The Socialist Revolutionary Workers’ Party (SRWP) is launching its election manifesto from Friday, and one of its key focus in eradicating unemployment and poverty is by nationalising the South African Reserve Bank.
Socialist Revolutionary Workers Party launches its manifesto
Since the trade union was expelled from the Congress of South African Trade Unions (Cosatu), it has gained traction as a stand-alone entity, surviving outside of the all-powerful tripartite alliance.
The man who convenes the highest seat in the party, Irvin Jim, has been very vocal about the newly-formed party’s ambitions. According to Jim, its short-term plans include:
- winning more seats in Parliament than Julius Malema’s EFF;
- getting more unemployed South Africans in secure and good-paying jobs;
- restructuring personal income tax to be directly proportional to earnings.

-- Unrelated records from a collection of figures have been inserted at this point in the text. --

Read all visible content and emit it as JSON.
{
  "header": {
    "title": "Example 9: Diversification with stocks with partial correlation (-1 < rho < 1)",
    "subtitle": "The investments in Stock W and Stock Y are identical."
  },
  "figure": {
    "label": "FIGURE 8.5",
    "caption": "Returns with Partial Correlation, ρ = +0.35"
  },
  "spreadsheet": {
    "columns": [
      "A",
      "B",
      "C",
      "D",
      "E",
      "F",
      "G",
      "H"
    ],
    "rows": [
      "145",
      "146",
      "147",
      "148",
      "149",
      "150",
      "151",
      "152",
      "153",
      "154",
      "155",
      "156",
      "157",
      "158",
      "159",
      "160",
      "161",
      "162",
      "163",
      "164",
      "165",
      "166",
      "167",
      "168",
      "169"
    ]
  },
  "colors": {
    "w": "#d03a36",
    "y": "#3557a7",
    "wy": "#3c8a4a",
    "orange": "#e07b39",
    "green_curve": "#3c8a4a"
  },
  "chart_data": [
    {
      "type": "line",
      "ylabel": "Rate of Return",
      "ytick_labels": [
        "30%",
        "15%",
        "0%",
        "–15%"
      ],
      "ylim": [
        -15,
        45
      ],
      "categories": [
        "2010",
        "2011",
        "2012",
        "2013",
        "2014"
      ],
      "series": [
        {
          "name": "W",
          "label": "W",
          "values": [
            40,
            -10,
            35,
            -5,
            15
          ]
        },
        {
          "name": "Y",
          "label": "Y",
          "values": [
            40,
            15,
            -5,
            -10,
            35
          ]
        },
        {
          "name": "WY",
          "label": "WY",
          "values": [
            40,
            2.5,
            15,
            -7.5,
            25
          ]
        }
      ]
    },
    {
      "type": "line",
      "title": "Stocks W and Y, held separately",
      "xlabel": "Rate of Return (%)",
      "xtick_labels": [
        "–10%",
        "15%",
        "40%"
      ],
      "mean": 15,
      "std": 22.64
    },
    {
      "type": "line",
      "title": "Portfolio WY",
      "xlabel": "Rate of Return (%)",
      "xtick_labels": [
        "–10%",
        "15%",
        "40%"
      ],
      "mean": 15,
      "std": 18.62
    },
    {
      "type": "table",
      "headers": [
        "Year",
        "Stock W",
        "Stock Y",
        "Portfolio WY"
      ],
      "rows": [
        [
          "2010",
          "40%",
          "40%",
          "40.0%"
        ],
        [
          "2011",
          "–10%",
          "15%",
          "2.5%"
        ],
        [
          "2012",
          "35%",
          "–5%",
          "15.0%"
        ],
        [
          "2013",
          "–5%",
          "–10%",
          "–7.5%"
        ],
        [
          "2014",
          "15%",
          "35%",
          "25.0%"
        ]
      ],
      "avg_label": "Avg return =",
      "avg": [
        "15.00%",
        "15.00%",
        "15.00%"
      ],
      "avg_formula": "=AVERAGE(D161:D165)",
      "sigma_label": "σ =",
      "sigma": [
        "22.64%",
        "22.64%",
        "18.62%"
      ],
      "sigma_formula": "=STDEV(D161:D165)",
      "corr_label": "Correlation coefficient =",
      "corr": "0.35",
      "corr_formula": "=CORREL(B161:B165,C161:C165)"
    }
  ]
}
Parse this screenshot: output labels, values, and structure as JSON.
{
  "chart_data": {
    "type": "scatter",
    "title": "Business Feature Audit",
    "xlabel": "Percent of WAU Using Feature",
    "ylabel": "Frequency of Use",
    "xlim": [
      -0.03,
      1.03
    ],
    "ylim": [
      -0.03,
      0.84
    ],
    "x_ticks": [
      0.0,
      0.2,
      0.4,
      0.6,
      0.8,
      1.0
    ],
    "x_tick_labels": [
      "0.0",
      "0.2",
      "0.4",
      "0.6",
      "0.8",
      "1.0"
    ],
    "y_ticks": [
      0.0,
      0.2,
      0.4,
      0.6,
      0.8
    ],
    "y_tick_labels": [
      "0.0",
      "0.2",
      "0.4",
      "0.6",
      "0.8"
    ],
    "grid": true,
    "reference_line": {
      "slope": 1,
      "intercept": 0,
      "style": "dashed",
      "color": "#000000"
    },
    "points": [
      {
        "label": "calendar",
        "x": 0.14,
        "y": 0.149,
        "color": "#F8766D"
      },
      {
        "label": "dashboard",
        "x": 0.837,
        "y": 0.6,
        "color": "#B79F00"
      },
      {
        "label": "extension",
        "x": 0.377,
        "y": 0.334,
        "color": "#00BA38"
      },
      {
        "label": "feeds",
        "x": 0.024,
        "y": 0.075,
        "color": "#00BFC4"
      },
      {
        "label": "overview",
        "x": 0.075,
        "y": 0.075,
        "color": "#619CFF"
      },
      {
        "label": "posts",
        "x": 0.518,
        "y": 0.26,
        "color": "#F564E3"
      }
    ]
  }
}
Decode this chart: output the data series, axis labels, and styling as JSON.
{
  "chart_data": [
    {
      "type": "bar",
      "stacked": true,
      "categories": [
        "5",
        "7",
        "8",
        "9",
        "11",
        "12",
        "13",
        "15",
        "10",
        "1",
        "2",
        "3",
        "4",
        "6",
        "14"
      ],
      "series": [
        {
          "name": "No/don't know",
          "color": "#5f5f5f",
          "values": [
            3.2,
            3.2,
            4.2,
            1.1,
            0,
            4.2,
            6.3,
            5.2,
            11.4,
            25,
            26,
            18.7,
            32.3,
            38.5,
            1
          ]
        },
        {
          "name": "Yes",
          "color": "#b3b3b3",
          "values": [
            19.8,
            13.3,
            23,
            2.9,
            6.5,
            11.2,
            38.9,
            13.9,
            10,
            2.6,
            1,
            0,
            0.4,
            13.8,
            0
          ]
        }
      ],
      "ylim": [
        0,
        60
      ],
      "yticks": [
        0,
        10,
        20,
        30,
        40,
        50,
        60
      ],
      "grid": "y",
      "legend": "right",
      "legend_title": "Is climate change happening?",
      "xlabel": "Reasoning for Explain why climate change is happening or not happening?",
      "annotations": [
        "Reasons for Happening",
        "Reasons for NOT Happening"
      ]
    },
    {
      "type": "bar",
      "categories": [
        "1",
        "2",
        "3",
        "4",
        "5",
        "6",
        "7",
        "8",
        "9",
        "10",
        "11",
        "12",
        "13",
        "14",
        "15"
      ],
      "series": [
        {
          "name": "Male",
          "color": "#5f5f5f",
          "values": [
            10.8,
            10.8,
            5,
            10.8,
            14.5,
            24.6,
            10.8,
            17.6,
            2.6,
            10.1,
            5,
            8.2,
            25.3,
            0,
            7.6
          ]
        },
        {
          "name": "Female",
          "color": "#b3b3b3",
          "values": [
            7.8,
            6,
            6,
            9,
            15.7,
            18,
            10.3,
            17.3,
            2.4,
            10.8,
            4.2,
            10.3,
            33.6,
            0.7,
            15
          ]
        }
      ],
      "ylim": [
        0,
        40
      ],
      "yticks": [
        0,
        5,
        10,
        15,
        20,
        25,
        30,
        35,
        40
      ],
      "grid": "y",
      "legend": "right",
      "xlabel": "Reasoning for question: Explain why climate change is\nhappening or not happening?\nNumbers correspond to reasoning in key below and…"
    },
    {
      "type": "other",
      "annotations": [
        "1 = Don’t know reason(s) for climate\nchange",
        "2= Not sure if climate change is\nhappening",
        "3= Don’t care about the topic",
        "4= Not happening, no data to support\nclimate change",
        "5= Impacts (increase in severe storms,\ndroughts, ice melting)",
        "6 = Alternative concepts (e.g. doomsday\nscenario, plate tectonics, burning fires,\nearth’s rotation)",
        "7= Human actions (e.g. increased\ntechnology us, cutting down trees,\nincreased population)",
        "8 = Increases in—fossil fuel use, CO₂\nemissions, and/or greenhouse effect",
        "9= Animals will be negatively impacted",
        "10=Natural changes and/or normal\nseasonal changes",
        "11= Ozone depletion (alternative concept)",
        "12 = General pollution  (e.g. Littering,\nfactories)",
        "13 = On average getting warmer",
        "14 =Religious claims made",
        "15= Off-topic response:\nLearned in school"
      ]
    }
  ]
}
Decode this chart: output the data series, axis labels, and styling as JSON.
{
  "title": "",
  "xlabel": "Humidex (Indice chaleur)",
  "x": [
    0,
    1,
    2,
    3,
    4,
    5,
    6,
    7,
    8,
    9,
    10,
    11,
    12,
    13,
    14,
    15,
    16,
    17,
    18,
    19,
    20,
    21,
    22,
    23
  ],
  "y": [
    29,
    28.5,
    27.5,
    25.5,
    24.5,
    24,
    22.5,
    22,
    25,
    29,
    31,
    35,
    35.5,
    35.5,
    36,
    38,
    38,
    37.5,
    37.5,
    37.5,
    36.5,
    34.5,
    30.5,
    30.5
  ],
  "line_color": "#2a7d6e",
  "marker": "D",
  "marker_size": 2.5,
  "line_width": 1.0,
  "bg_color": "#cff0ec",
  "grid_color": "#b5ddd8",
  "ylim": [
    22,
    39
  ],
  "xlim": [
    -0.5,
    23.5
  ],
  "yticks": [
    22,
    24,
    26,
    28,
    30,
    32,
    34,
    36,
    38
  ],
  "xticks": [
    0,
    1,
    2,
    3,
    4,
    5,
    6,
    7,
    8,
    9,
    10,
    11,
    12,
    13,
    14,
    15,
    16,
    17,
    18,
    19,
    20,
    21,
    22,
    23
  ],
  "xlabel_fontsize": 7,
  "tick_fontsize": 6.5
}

- eradicating poverty and unemployment in five years or less; and
- nationalising the reserve bank.
Jim, in an attempt to drive his party’s message home, ridiculed the slogan of President Cyril Ramaphosa’s campaign, Thuma Mina.
He noted that a billionaire could not be the voice of the voiceless because he is out of touch with the people’s needs.
“A billionaire, he’s got guts to say to the working class, ‘send me’. If I were to be honest, for me, that call by Cyril Ramaphosa is extremely irritating and insulting.” he said.
Why political parties want to nationalise the reserve bank
The party believes that nationalising the central bank will be key in realising a South Africa with a high employment rate.
South Africa’s reserve bank is one of the fewest central banks, in the world, that have private shareholders.
The bank has over 261 000 shares split between more than 600 private shareholders, with Parliament only able to function in a supervisory role within the spectrum.
Many of these shares are owned by people who do not reside in South Africa, the majority shareholder being Michael Duerr, a German with a 57.5% ownership stake in the central bank.
The ANC and the EFF have always pushed for amendments to the Reserve Bank Act.
Ironically, the SRWP’s sentiment is directly synonymous with that of its counterparts, who apparently “annoy and irritate” Jim.
Alas, the newly-formed party has identified this as one of its more critical reform ideologies.
Thus, its manifesto will be rolled out with ownership of the central bank as its key message.